What to eat or not to eat, that is the question!
This is the second in a 3 part series written by member Eavan Fitzsimons of ‘Nourish Me’. Eavan is a Nutrition and Health Coach.
In this second part we look at ‘Fuelling on the Hills’. Enjoy!
The intensity of the exercise will dictate what fuel (carbohydrates and/or fats) the body burns. Carbohydrates are the main fuel source for the body during high intensity exercise.
Hiking involves a mixture of high intensity and low intensity exertion as the terrain changes and also requires a mixture of foods to help balance sugar levels and in particular to avoid sugar spikes and crashes. When choosing foods to take walking aim for a good weight to energy ratio. Foods that are high in carbohydrates and have a low GI have a good weight to energy ratio.
Whole food bars – high in protein, carbohydrates and fats for a hit of long lasting energy. Check nutritional information on energy bars as some contain excessively high amounts of sugar. Nakd bars, 9 Bar, Bounce Ball and Homemade Flapjacks are better choices.
Trail mix – A mixture of nuts, seeds, dark chocolate and dried fruit are ideal. Avoid dried fruit like mango or pineapple which contain high amounts of sugar.
Sandwiches – are a good choice and a source of carbohydrates. Avoid white bread. Fillings such as cheese, butter, eggs, cold meats, tuna, nut butters, and pickle are good sources of protein and fats.
Olives – Are a good source of mono-saturated fats.

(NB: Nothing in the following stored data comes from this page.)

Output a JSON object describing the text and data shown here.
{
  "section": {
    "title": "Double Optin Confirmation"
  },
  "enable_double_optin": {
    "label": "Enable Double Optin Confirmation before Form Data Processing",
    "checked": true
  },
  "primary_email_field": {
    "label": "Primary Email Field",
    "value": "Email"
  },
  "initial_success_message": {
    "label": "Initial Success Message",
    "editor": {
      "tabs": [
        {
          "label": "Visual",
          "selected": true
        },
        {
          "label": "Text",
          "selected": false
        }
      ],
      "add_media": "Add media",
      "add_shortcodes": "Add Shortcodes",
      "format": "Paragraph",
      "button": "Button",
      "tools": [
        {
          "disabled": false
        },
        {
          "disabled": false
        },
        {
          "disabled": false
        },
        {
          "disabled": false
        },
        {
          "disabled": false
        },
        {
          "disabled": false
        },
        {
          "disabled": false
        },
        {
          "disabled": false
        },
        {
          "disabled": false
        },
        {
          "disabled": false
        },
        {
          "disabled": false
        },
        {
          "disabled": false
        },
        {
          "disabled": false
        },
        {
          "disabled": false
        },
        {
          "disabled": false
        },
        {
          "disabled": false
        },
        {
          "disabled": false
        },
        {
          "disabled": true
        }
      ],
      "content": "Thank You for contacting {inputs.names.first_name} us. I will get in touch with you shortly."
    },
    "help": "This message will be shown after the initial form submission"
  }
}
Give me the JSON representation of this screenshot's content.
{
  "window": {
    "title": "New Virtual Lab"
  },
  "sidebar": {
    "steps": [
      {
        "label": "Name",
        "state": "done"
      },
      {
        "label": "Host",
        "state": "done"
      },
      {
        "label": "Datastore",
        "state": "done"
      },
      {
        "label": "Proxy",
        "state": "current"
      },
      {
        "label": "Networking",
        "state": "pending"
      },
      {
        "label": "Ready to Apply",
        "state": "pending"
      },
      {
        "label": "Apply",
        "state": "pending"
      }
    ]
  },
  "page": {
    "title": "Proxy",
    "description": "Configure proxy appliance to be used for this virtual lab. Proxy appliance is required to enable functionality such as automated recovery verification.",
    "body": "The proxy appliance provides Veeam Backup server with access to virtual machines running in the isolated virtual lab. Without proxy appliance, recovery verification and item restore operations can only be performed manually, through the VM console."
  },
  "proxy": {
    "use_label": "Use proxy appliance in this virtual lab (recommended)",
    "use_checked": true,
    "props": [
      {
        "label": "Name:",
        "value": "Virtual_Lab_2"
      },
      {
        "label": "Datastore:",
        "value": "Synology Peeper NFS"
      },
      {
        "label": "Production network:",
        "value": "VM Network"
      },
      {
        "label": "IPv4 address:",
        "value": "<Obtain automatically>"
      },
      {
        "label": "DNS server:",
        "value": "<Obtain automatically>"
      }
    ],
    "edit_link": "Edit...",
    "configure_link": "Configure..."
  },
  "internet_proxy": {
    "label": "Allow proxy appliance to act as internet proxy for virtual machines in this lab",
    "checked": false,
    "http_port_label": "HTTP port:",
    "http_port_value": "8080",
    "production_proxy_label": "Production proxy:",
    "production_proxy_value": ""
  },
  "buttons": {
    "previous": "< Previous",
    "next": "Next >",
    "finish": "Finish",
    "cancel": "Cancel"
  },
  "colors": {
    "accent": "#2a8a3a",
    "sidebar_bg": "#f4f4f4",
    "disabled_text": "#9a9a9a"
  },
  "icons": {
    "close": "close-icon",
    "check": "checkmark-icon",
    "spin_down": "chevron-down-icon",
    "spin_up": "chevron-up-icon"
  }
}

Sugary snacks and processed foods – such as sweets, jellies, chocolate and biscuits are high GI foods that will achieve a quick release of energy for a very short period of time. A common mistake in nutrition planning is consuming too much sugar and processed foods which causes energy spikes and crashes. Packing a sugary snack of choice, however, is recommended as part of emergency rations.
RULE OF THUMB TO HELP BALANCE SUGAR LEVELS – Eat a savoury food with a sweet food.(e.g., sliced apple with peanut butter/nut butter, grapes and cheese, peanut butter and jam sandwich, banana and wholemeal bread, oatcakes with cheese or hummus).
Water – is essential in nutrition planning. Avoid fizzy drinks. Drink 250ml of water per hour on the hills and add in an electrolyte for longer and hotter days.
Tea or Coffee – A flask of warm tea or coffee is a good choice in small amounts. Be mindful as both are diuretics.
Soup – is also easy to digest and is a slow release food.
N.B – Always have enough food and water in case of emergency delays such as accidents, injuries and getting lost.